Film Review: Cars 3

by Chris Piper on June 16, 2017

Horsepower and happy endings

Lightning McQueen (Owen Wilson), center, tries to run down past glory, with Storm Jackson (Armie Hammer), left, and Cruz Ramirez, right (Cristela Alonzo).

Oh how quickly the young become old, the strong become weak, and the fresh, young, star becomes the stale, old, has-been. In the age of computer-generated animated features, oh how long ten years can be.

Sadly, Cars 3 proves this old axiom, as it leans heavily on the achievements of the first two films, and mostly settles on telling a very basic story in a fairly predictable way. Cars “purists” (wherever they are) will no doubt be satisfied, but the rest of us will leave the theater nostalgic for the spectacular achievements of Pixar’s earlier efforts.

For the uninitiated, Cars presents a world of living Cars: boy Cars, girl Cars, old Cars, young Cars. Eyes blink through their windshields. Their tires double as extremities. Their grills morph into mouths that do a lot of talking. Imagine an entire world made like our own, but for those of the four-wheeled, rather than two-limbed persuasion.

In this world, racing is the global sport, and Lightning McQueen is its number one racer. In the first film he rises to prominence and in the second film takes a detour into a spy thriller. By Cars 3 he is already past his prime, and struggles to keep up in a sport now dominated by newer, younger, stronger, and more computerized racers. It’s ironic that a computer-animated film takes pains to portray how computer-aided racing has disrupted the more seat-of-your-pants variety.

Voiced by the ever-youthful Owen Wilson, McQueen seems ageless, even as he’s being passed in an early race by metaphor-in-a-name Storm Jackson, who is voiced by Armie Hammer. Jackson’s sole purpose seems to be to exude enough cockiness for long enough so that we can cheer his eventual racing demise.

McQueen’s journey back to championship lane begins at a specially designed training facility for Cars. There he meets Cruz Ramirez, voiced by Cristela Alonzoa. She’s a canary yellow thing of flared fin beauty who is a personal trainer (yes, a Car personal trainer) to a group of up and coming young racers. The road back is long, full of set-piece scenes of racing on the beach, dodging evil school busses at a demo derby, and a series of long and tiresome interludes which all basically extol the virtues of respecting one’s elders and believing in one’s self. McQueen’s ultimate triumph takes a turn that will thrill every would be Danica Patrick in the audience.

Mater, at home in Radiator Springs.

The genius of Cars (2006) was to mix just enough human with just enough auto and create a world where the strength of the story and the complexity of the characters masked such tricky questions as: Do Cars have sex? Do Cars go to the bathroom? How would a Car fill out a tax form? Pixar’s winning early formula always revolved around fanciful or exotic worlds inhabited by characters one could actually believe. Cars was an autorama of imagination and savvy casting. We not only got to hear Wilson, but George Carlin as stoner VW bus Fillmore, Paul Newman (that voice will stay with us forever) as the rusty old racer Hudson Hornet, and, in what must be the epitome of voice and image, Larry the Cable Guy as (Tow) Mater, the comically positive tow truck with a ready quip of down home Southern wisdom.

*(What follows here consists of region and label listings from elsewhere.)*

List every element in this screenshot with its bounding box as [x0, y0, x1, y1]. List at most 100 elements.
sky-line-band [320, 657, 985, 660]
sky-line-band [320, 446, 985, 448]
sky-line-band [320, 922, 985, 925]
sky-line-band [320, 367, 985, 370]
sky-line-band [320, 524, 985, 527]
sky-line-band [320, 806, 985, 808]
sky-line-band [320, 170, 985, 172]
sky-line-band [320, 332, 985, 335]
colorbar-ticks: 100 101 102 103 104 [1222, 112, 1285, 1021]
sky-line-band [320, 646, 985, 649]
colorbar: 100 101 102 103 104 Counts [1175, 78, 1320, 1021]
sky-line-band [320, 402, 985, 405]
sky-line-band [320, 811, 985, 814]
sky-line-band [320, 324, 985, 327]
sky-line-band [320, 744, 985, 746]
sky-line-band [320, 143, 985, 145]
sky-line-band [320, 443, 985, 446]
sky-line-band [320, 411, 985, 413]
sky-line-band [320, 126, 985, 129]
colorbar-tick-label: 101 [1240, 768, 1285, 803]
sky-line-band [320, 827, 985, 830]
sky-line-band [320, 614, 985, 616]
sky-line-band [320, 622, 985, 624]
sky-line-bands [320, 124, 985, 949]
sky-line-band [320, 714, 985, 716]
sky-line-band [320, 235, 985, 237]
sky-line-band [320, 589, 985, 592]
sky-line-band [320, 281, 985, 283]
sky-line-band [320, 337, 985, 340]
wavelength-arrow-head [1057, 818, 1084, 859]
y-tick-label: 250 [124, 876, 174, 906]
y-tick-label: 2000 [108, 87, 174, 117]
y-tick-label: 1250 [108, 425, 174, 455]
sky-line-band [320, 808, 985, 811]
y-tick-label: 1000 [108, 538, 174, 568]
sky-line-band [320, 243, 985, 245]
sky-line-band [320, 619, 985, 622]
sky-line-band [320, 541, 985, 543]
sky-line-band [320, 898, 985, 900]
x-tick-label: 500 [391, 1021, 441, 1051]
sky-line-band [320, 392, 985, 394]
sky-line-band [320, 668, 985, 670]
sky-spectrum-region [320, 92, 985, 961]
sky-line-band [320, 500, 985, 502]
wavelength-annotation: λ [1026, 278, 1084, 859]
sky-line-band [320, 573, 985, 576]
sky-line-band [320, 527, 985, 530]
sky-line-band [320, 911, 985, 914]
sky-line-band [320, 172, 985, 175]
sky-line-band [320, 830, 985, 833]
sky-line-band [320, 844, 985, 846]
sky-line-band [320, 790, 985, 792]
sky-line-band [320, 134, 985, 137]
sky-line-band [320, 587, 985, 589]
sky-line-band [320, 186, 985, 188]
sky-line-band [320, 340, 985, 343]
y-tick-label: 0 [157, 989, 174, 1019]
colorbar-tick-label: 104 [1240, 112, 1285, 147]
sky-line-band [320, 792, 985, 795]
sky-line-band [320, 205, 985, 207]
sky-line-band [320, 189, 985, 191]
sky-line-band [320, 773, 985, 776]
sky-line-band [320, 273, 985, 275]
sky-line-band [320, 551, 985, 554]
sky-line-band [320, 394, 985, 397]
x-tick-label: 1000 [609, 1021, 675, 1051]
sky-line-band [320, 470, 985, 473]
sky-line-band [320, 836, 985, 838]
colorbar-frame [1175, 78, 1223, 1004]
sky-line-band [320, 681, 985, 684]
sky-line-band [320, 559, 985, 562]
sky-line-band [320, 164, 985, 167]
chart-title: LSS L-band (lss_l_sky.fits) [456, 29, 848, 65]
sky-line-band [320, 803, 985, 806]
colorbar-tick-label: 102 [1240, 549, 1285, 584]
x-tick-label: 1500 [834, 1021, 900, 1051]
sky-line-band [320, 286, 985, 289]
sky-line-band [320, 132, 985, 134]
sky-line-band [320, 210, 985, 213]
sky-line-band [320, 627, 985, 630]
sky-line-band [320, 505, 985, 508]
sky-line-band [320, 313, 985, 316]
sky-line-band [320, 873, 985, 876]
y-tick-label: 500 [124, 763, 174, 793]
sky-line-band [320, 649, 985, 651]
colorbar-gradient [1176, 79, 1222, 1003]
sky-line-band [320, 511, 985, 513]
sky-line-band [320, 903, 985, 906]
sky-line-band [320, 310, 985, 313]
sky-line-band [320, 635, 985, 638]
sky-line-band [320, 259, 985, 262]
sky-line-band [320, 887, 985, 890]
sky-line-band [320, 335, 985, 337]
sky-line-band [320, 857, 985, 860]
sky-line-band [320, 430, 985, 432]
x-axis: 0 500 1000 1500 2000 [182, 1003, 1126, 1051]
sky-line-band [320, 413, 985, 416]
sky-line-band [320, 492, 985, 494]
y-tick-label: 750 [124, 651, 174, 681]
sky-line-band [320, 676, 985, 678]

In many ways Cars 3 seems more like the natural sequel to Cars than Cars 2. Cars 3 follows all the rules set up by the original. It introduces a few new characters, but doesn’t allow them space to grow or leave any impressions. Screenwriters Kiel Murray, Bob Peterson, and Mike Rich seem content to stay well within the lanes of a basic road to discovery story. The original film’s soundtrack produced some Top 40 hits, but the songs of Cars 3 seem overly manufactured to support the story. To say these days that the animation is impressive really misses the point. It’s become so routine to see superb computer animation that before long we’ll simply drop “computer” from that term, and we’ll all understand animation to be only of the computer generated type.

All that said, there still is something just a bit magical about spending two hours with living things that also have engines and dip sticks and talking grills. Too bad there isn’t enough magic to conjure a better film.


Cars 3 opens today at Bay Area theaters.


Chris Piper

Regardless of the age, Chris Piper thinks that a finely-crafted script, brought to life by willing actors guided by a sure-handed director, supported by a committed production and post-production team, for the benefit of us all, is just about the coolest thing ever.